Thursday, July 9, 2020

So here it goes. This is my first time unraveling in front of an audience. Do I have a set direction of where to take this blog? Most definitely not! However, what I would like to achieve with this is to share my life experiences so it may help touch a few of you while also guiding you along. This is for you just as much as it is for me, and I am not afraid to hear what you may have to say. 
    I am not terribly old, though I will not disclose my exact age, I feel I have definitely lived through enough. Hurdles. There has been an excessive amount of hurdles in life so far. The hoops have had rings of fire and sometimes teeth, yet here I stand. I continue. And boy, do they love to keep coming. I am still not through some of the scariest ones. This affects all aspects of life, my dear readers. Which is why I will address everything here that comes or passes? 

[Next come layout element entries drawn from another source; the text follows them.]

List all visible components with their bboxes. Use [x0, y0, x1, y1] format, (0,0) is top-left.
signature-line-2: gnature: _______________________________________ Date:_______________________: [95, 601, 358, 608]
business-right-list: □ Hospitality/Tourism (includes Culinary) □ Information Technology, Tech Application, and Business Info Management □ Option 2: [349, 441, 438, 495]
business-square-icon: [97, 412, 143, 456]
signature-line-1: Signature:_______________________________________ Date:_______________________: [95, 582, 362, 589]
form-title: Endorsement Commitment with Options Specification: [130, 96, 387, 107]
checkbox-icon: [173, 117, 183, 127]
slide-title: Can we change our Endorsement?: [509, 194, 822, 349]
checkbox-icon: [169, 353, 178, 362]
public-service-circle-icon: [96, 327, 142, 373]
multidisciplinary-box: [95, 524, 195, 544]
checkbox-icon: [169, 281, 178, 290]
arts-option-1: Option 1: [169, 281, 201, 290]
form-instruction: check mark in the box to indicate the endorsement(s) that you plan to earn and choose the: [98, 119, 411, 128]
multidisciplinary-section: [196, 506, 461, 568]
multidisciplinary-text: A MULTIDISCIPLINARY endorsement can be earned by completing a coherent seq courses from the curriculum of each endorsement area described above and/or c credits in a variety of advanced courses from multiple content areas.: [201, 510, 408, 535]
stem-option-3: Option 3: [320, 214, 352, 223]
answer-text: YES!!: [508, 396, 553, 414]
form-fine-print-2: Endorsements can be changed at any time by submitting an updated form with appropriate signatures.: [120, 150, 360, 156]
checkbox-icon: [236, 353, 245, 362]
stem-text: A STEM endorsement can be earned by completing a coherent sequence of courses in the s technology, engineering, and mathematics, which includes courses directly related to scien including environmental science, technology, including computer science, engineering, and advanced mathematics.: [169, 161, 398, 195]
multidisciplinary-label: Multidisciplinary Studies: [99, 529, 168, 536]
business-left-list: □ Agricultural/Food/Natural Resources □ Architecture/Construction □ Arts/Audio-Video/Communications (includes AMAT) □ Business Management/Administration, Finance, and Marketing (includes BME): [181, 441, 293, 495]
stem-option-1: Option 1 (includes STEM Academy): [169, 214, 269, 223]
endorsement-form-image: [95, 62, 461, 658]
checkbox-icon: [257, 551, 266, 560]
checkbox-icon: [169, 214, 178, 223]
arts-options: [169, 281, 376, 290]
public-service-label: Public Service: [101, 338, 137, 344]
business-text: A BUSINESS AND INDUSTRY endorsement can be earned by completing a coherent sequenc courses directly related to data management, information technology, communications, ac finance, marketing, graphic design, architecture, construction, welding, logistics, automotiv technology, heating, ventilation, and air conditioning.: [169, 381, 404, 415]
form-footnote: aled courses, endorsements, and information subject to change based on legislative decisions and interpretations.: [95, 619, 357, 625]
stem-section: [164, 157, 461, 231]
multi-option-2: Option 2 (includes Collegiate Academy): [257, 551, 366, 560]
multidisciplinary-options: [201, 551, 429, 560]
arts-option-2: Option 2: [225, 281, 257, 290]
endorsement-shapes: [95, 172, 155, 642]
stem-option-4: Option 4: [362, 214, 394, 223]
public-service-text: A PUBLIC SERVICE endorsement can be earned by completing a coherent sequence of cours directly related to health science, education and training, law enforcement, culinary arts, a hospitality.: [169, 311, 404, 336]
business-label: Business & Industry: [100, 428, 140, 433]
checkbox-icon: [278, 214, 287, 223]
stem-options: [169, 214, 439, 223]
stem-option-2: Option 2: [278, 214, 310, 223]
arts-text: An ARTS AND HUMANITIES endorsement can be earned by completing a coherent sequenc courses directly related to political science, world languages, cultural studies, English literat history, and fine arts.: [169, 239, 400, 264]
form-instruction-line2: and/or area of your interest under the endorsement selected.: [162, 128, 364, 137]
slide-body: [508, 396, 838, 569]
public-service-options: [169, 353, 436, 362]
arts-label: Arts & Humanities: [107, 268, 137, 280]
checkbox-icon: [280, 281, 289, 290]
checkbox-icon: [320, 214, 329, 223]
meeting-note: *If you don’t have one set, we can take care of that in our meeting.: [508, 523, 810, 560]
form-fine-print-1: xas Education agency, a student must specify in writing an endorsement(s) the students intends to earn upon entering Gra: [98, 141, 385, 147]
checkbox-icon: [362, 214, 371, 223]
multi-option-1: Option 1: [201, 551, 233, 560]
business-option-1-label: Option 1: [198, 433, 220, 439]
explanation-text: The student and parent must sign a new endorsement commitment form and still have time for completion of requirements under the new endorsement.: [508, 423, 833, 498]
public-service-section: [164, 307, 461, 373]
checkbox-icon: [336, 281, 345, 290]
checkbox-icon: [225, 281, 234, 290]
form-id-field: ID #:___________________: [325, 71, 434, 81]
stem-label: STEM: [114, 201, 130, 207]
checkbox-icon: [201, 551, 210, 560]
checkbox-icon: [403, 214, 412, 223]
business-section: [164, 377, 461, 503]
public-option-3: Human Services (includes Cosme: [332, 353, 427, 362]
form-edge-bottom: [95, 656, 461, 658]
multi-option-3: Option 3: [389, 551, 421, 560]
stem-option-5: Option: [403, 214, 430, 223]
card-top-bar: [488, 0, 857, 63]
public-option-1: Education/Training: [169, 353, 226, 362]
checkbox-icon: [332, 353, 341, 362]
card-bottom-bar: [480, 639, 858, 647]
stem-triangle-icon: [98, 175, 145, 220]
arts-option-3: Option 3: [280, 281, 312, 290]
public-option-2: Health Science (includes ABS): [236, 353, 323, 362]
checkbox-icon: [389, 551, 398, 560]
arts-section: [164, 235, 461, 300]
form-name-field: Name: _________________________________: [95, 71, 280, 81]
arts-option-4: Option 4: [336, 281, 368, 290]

    So this is what we will talk about here: life, love, career, fashion, music, and pretty much whatever else comes into my head. What I will focus on though is how culture and religion fit into all this as well. This part is important. I was born in Pakistan, grew up in Canada, and now I am transitioning to move to the USA. I am a woman. As you may tell, this will also be my travel diary because yes, I have been here and there. 

And so, with this introduction, let me take a deep breath and begin my musings.

It is embarrassing to admit that after watching "Jane the Virgin" on Netflix, I have transported myself here because Jane made me want to write again. I miss the act of pouring one's thoughts onto paper, whether virtual or literal. Although the advantage of typing is that I can keep up with the overflowing thoughts easier than writing, in which the thoughts flow so fast I end up with cramped fingers by the end of a night. There is always a fear that someone will read my thoughts and my life will turn into living hell through the humiliation I will face at the reader's hands. This used to be my parents who would snoop through any suspicious lined paper book hidden beside my stash of novels, which I was not supposed to read until I had completed my homework. The pain I have faced having my journals read without invitation led me to suppress the urge of ever writing anything down. In my world, secrecy means survival. In my culture, taboo topics are left unsaid, hidden, even when in plain sight. There is a lot to work through. 

    But perhaps, now that I am an adult, and not a child scared to take a wrong step in any direction, I can slowly start allowing myself to come undone here. I am in a secure enough place now to make this leap. Do I want others to read what I write? I believe I do. I am ready.